In many programming languages, when you define a new type or object, you can also define how it behaves. But often, there’s no automatic way to check that your new type still behaves the way it’s supposed to — especially if it’s meant to “act like” another type.
In Julia, this is even more open-ended: you can subtype an abstract type and start overloading some other nerd’s functions, but nothing forces your implementation to meet expectations. This makes code flexible, but also fragile. You get a lot of freedom, but you’re roaming around in the Wild West.
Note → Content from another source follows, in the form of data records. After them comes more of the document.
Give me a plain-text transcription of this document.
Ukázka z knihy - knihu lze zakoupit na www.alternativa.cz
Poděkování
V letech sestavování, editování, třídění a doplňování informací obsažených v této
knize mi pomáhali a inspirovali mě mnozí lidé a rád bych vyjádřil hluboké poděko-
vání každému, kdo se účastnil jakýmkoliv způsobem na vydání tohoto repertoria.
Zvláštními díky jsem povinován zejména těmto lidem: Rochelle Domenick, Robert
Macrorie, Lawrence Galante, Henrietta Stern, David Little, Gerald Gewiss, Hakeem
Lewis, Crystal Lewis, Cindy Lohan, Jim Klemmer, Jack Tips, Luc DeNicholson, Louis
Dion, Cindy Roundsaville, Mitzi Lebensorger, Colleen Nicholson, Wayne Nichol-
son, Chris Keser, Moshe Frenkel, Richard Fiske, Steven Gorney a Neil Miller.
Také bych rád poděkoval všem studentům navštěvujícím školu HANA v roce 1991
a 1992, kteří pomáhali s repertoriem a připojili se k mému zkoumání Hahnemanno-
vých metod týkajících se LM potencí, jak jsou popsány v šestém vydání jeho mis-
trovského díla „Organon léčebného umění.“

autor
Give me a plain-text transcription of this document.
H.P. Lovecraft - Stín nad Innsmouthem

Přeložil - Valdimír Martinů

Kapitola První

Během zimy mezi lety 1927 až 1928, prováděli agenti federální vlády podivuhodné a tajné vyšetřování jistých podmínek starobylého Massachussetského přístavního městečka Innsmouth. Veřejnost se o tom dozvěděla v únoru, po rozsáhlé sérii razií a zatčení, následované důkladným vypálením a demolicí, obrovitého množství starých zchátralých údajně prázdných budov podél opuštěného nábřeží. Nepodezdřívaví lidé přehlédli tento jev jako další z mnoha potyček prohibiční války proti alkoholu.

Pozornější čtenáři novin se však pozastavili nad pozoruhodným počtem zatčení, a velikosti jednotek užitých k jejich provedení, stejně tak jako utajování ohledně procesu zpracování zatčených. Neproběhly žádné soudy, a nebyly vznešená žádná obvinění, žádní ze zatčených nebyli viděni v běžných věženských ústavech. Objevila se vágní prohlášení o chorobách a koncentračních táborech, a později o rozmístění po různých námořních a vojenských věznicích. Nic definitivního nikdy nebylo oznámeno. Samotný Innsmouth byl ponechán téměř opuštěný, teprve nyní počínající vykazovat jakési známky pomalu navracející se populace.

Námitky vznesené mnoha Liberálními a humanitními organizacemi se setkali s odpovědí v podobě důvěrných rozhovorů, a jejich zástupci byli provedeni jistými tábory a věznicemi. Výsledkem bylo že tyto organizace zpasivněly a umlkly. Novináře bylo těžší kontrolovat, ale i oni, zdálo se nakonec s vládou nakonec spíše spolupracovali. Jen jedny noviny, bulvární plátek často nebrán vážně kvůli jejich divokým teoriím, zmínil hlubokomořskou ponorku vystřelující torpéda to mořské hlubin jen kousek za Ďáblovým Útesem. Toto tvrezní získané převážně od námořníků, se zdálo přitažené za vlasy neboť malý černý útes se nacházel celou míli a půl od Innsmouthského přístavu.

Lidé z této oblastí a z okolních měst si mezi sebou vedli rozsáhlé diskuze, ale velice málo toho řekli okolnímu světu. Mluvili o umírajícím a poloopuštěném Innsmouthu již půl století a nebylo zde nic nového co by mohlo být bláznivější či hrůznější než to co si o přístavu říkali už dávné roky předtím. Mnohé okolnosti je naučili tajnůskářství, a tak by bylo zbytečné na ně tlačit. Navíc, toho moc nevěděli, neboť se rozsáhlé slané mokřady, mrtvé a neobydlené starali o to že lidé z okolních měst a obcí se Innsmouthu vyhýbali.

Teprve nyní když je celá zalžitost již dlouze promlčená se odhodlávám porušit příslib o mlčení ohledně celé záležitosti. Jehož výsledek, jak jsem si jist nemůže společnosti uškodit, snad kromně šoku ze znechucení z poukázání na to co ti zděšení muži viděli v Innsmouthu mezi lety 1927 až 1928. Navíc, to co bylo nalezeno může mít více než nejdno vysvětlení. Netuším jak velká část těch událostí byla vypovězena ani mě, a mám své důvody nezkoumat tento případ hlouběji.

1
Why don’t we use tests in Julia to define contracts? That means: when you define an abstract type (or any kind of interface), you also define a test suite that expresses the properties all subtypes should satisfy. Tests are assertions, mathematical propositions. Julia, with its powerful reflection capacities, could surely do something exciting with that.
For example, if something is a SortedCollection
, it should always return its elements in order — and that should be part of its test contract. Then, when someone extends SortedCollection
, those tests automatically run against their implementation.
This approach solves two problems at once. First, it prevents silent breakage: if a new type doesn’t behave as expected, it fails the contract. Second, it helps the compiler and runtime know what parts of the code are likely to be used — which helps with things like precompilation in Julia. In a language where dispatch is dynamic and types are open-ended, knowing the common execution paths ahead of time is probably a good thing.